(Teleborsa) - Le Borse europee sono negative a causa della fragilità dell'intesa raggiunta con l'Iran, che ha nuovamente chiuso il transito da Hormuz, dopo i ripetuti nuovi attacchi in Libano da parte di Israele. Le prospettive di una de-escalation duratura sono messe alla prova dalle stesse dichiarazioni provenienti da Teheran: il presidente del Parlamento iraniano, Mohammad Bagher Ghalibaf, ha accusato gli Stati Uniti di aver violato i termini del cessate il fuoco meno di 24 ore dopo la sua entrata in vigore, richiamando una "storica sfiducia" nei confronti di Washington.

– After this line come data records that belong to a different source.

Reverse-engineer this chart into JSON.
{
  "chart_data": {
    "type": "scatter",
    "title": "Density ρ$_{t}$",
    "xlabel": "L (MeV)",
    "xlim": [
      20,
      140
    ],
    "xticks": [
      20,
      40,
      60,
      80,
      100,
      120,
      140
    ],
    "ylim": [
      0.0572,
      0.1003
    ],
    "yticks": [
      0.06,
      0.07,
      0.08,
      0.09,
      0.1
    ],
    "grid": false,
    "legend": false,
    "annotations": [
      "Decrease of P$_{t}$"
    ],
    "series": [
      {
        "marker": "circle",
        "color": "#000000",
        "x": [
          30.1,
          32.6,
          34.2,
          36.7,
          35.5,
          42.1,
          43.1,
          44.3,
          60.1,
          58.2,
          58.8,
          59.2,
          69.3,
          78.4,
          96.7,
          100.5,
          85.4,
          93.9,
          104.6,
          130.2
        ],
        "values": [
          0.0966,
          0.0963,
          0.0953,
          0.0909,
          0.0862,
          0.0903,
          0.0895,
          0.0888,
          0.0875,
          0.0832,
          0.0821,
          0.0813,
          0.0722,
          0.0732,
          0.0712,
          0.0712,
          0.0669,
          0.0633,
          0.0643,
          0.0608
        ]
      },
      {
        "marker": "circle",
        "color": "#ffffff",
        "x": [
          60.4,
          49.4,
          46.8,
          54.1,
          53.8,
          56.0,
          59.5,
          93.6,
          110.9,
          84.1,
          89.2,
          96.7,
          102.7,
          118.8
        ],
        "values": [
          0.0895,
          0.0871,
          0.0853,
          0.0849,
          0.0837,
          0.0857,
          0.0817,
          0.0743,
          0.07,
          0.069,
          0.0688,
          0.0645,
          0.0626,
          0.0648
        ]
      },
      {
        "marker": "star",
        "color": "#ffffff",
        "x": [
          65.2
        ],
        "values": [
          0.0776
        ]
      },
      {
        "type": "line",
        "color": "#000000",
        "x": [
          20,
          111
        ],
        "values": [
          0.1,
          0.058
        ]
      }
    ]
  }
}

Sul fronte macroeconomico, la produzione industriale in Germania ha registrato un calo inaspettato a febbraio, diminuendo dello 0,3% rispetto al mese precedente, in base ai dati dell'Ufficio federale di statistica, mentre gli analisti si aspettavano un aumento dello 0,6%. Il calo è stato indotto dai settori farmaceutico, edilizio e dei prodotti informatici, elettronici e ottici, a fronte di un risultato positivo dell'auto.

Per quanto riguarda le banche centrali, dai verbali della riunione di marzo della Fed è emerso che un numero crescente di membri ora sostiene un'analisi a due facce, che integri esplicitamente la possibilità di ulteriori rialzi dei tassi qualora l'inflazione dovesse rimanere stabilmente al di sopra dell'obiettivo. I dati statunitensi attesi oggi alle 14:30 (reddito, consumi, inflazione PCE) affineranno il quadro, anche se il loro impatto potrebbe rimanere secondario rispetto alla geopolitica.

Sostanzialmente stabile l'euro / dollaro USA, che continua la sessione sui livelli della vigilia e si ferma a 1,168. Nessuna variazione significativa per l'oro, che scambia sui valori della vigilia a 4.731,5 dollari l'oncia. Deciso rialzo del petrolio (Light Sweet Crude Oil) (+3,12%), che raggiunge 97,35 dollari per barile.

In salita lo spread, che arriva a quota +78 punti base, con un incremento di 3 punti base, con il rendimento del BTP decennale pari al 3,78%.

Tra gli indici di Eurolandia sotto pressione Francoforte, che accusa un calo dell'1,23%, giornata fiacca per Londra, che segna un calo dello 0,33%, e scivola Parigi, con un netto svantaggio dello 0,77%.

Sosta sulla parità la Borsa di Milano, con il FTSE MIB che si attesta a 47.002 punti, mentre, al contrario, si muove al ribasso il FTSE Italia All-Share, che perde lo 0,23%, scambiando a 49.400 punti. In lieve ribasso il FTSE Italia Mid Cap (-0,59%); come pure, variazioni negative per il FTSE Italia Star (-0,84%).

Tra le migliori azioni italiane a grande capitalizzazione, buona performance per ENI, che cresce del 2,21%. Sostenuta Saipem, con un discreto guadagno del 2,18%. Buoni spunti su Tenaris, che mostra un ampio vantaggio del 2,12%. Ben impostata Italgas, che mostra un incremento dell'1,59%.

I più forti ribassi, invece, si verificano su Moncler, che continua la seduta con -2,50%. In rosso Ferrari, che evidenzia un deciso ribasso del 2,00%. Spicca la prestazione negativa di Amplifon, che scende dell'1,81%. Campari scende dell'1,75%.

Al Top tra le azioni italiane a media capitalizzazione, Comer Industries (+6,30%), Ferretti (+1,68%), SOL (+1,57%) e ERG (+1,54%).

Le più forti vendite, invece, si manifestano su NewPrinces, che prosegue le contrattazioni a -4,29%. Calo deciso per Piaggio, che segna un -3,48%. Sotto pressione Technoprobe, con un forte ribasso del 2,57%. Soffre BFF Bank, che evidenzia una perdita del 2,48%.